Request for Public Comments

    Section 4(f) of the ESA requires us to provide public notice and an 
opportunity for public review and comment during recovery plan 
development. It is also our policy to request peer review of recovery 
plans (59 FR 34270; July 1, 1994). In an appendix to the final recovery 
plan, we will summarize and respond to the issues raised during public 
comment and peer review. Substantive comments may or may not result in 
changes to the recovery plan. Comments regarding recovery plan 
implementation will be forwarded as appropriate to Federal agencies or 
other entities so that they can be taken into account during the course 
of implementation of recovery actions.
    We invite written comments on this draft recovery plan. In 
particular, we are interested in additional information regarding the 
current threats to the species, ongoing beneficial management efforts, 
and the costs associated with implementing the recommended recovery 
actions. The species status assessment is accessible as a supporting 
document for the draft recovery plan, but we are not seeking comments 
on that document. We will consider all comments we receive by the date 
specified in DATES, above, prior to final approval of the plan.

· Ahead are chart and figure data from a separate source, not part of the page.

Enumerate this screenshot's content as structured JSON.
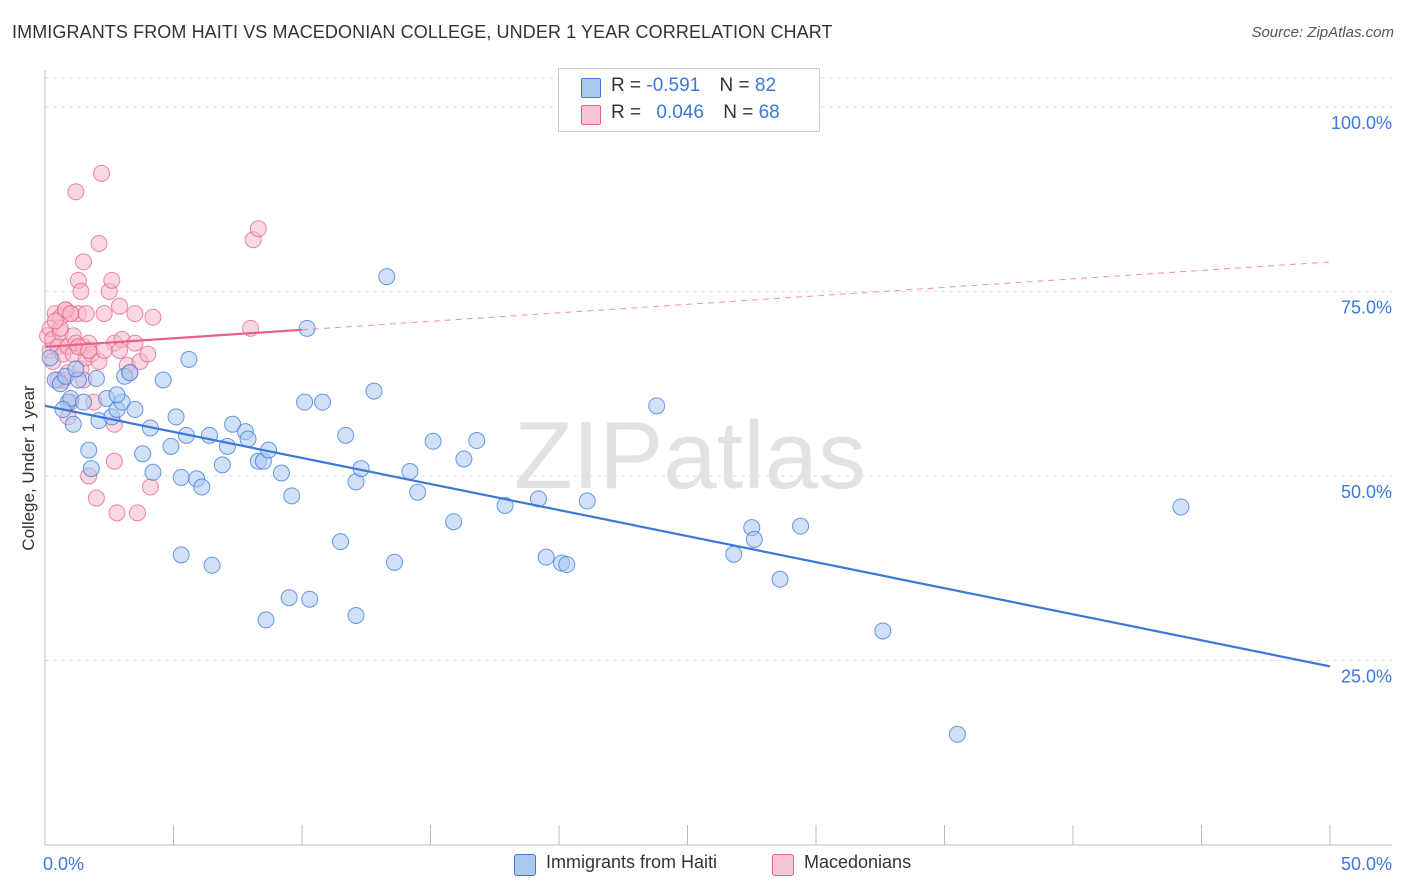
{
  "title": "IMMIGRANTS FROM HAITI VS MACEDONIAN COLLEGE, UNDER 1 YEAR CORRELATION CHART",
  "source": "Source: ZipAtlas.com",
  "watermark": "ZIPatlas",
  "colors": {
    "blue": "#3b78d8",
    "blue_fill": "#aac8f0",
    "pink": "#e8608a",
    "pink_fill": "#f6b8cb",
    "grid": "#dddddd"
  },
  "legend": {
    "row1": {
      "r_label": "R = ",
      "r_value": "-0.591",
      "n_label": "N = ",
      "n_value": "82"
    },
    "row2": {
      "r_label": "R = ",
      "r_value": "0.046",
      "n_label": "N = ",
      "n_value": "68"
    }
  },
  "chart_data": {
    "type": "scatter",
    "title": "IMMIGRANTS FROM HAITI VS MACEDONIAN COLLEGE, UNDER 1 YEAR CORRELATION CHART",
    "xlabel": "",
    "ylabel": "College, Under 1 year",
    "xlim": [
      0,
      50
    ],
    "ylim": [
      0,
      105
    ],
    "x_tick_labels": [
      "0.0%",
      "50.0%"
    ],
    "y_tick_labels": [
      "25.0%",
      "50.0%",
      "75.0%",
      "100.0%"
    ],
    "y_ticks": [
      25,
      50,
      75,
      100
    ],
    "grid": true,
    "legend_position": "bottom",
    "series": [
      {
        "name": "Immigrants from Haiti",
        "color": "#3b78d8",
        "trend": {
          "x": [
            0,
            50
          ],
          "y": [
            59.5,
            24.2
          ],
          "style": "solid"
        },
        "points": [
          [
            0.2,
            66
          ],
          [
            0.4,
            63
          ],
          [
            0.6,
            62.5
          ],
          [
            0.8,
            63.5
          ],
          [
            0.9,
            60
          ],
          [
            1.0,
            60.5
          ],
          [
            1.1,
            57
          ],
          [
            1.3,
            63
          ],
          [
            1.5,
            60
          ],
          [
            1.7,
            53.5
          ],
          [
            1.8,
            51
          ],
          [
            2.0,
            63.2
          ],
          [
            2.1,
            57.5
          ],
          [
            2.4,
            60.5
          ],
          [
            2.6,
            58
          ],
          [
            2.8,
            59
          ],
          [
            3.0,
            60
          ],
          [
            3.1,
            63.5
          ],
          [
            3.3,
            64
          ],
          [
            3.5,
            59
          ],
          [
            3.8,
            53
          ],
          [
            4.1,
            56.5
          ],
          [
            4.2,
            50.5
          ],
          [
            4.6,
            63
          ],
          [
            4.9,
            54
          ],
          [
            5.1,
            58
          ],
          [
            5.3,
            49.8
          ],
          [
            5.5,
            55.5
          ],
          [
            5.9,
            49.6
          ],
          [
            6.1,
            48.5
          ],
          [
            6.4,
            55.5
          ],
          [
            6.9,
            51.5
          ],
          [
            7.1,
            54
          ],
          [
            7.3,
            57
          ],
          [
            7.8,
            56
          ],
          [
            7.9,
            55
          ],
          [
            8.3,
            52
          ],
          [
            8.5,
            52
          ],
          [
            8.7,
            53.5
          ],
          [
            9.2,
            50.4
          ],
          [
            9.6,
            47.3
          ],
          [
            10.1,
            60
          ],
          [
            10.8,
            60
          ],
          [
            11.7,
            55.5
          ],
          [
            12.1,
            49.2
          ],
          [
            12.3,
            51
          ],
          [
            12.8,
            61.5
          ],
          [
            14.2,
            50.6
          ],
          [
            14.5,
            47.8
          ],
          [
            15.1,
            54.7
          ],
          [
            15.9,
            43.8
          ],
          [
            16.3,
            52.3
          ],
          [
            16.8,
            54.8
          ],
          [
            17.9,
            46
          ],
          [
            19.2,
            46.9
          ],
          [
            21.1,
            46.6
          ],
          [
            23.8,
            59.5
          ],
          [
            27.5,
            43
          ],
          [
            27.6,
            41.4
          ],
          [
            29.4,
            43.2
          ],
          [
            5.3,
            39.3
          ],
          [
            6.5,
            37.9
          ],
          [
            8.6,
            30.5
          ],
          [
            9.5,
            33.5
          ],
          [
            10.3,
            33.3
          ],
          [
            11.5,
            41.1
          ],
          [
            12.1,
            31.1
          ],
          [
            13.6,
            38.3
          ],
          [
            19.5,
            39
          ],
          [
            20.1,
            38.2
          ],
          [
            20.3,
            38
          ],
          [
            26.8,
            39.4
          ],
          [
            28.6,
            36
          ],
          [
            32.6,
            29
          ],
          [
            35.5,
            15
          ],
          [
            44.2,
            45.8
          ],
          [
            5.6,
            65.8
          ],
          [
            13.3,
            77
          ],
          [
            10.2,
            70
          ],
          [
            2.8,
            61
          ],
          [
            1.2,
            64.5
          ],
          [
            0.7,
            59
          ]
        ]
      },
      {
        "name": "Macedonians",
        "color": "#e8608a",
        "trend": {
          "x": [
            0,
            10
          ],
          "y": [
            67.5,
            69.8
          ],
          "style": "solid",
          "extended": {
            "x": [
              10,
              50
            ],
            "y": [
              69.8,
              79
            ]
          }
        },
        "points": [
          [
            0.1,
            69
          ],
          [
            0.2,
            70
          ],
          [
            0.2,
            67
          ],
          [
            0.3,
            65.5
          ],
          [
            0.3,
            68.5
          ],
          [
            0.4,
            72
          ],
          [
            0.5,
            67.5
          ],
          [
            0.6,
            71.5
          ],
          [
            0.6,
            69.5
          ],
          [
            0.7,
            66.5
          ],
          [
            0.7,
            63
          ],
          [
            0.8,
            72.5
          ],
          [
            0.9,
            64
          ],
          [
            0.9,
            67.5
          ],
          [
            1.0,
            72
          ],
          [
            1.1,
            66.5
          ],
          [
            1.1,
            69
          ],
          [
            1.2,
            68
          ],
          [
            1.3,
            72
          ],
          [
            1.4,
            64.5
          ],
          [
            1.5,
            67.5
          ],
          [
            1.5,
            63
          ],
          [
            1.6,
            66
          ],
          [
            1.7,
            68
          ],
          [
            1.8,
            66.5
          ],
          [
            1.9,
            60
          ],
          [
            2.1,
            65.5
          ],
          [
            2.3,
            72
          ],
          [
            2.5,
            75
          ],
          [
            2.6,
            76.5
          ],
          [
            2.7,
            68
          ],
          [
            2.9,
            73
          ],
          [
            3.0,
            68.5
          ],
          [
            3.2,
            65
          ],
          [
            3.3,
            64
          ],
          [
            3.5,
            68
          ],
          [
            3.7,
            65.5
          ],
          [
            4.0,
            66.5
          ],
          [
            1.2,
            88.5
          ],
          [
            2.2,
            91
          ],
          [
            1.5,
            79
          ],
          [
            2.1,
            81.5
          ],
          [
            8.1,
            82
          ],
          [
            8.3,
            83.5
          ],
          [
            1.3,
            76.5
          ],
          [
            1.4,
            75
          ],
          [
            0.8,
            72.5
          ],
          [
            1.6,
            72
          ],
          [
            4.2,
            71.5
          ],
          [
            8.0,
            70
          ],
          [
            0.5,
            63
          ],
          [
            0.9,
            58
          ],
          [
            1.0,
            60
          ],
          [
            1.3,
            67.5
          ],
          [
            1.7,
            67
          ],
          [
            2.7,
            57
          ],
          [
            2.7,
            52
          ],
          [
            1.7,
            50
          ],
          [
            2.0,
            47
          ],
          [
            2.8,
            45
          ],
          [
            3.6,
            45
          ],
          [
            4.1,
            48.5
          ],
          [
            2.9,
            67
          ],
          [
            3.5,
            72
          ],
          [
            1.0,
            72
          ],
          [
            0.6,
            70
          ],
          [
            0.4,
            71
          ],
          [
            2.3,
            67
          ]
        ]
      }
    ]
  }
}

Public Availability of Comments

    All comments we receive, including names and addresses, will become 
part of the administrative record and will be available to the public. 
Before including your address, phone number, email address, or other 
personal identifying information in your comment, you

[[Page 1776]]

should be aware that your entire comment--including your personal 
identifying information--will be publicly available. While you may 
request in your comment that we withhold your personal identifying 
information from public review, we cannot guarantee that we will be 
able to do so.

Authority

    We developed our draft recovery plan and publish this notice under 
the authority of section 4(f) of the Endangered Species Act of 1973, as 
amended (16 U.S.C. 1531 et seq.).

Amy L. Lueders,
Regional Director, Southwest Region, U.S. Fish and Wildlife Service.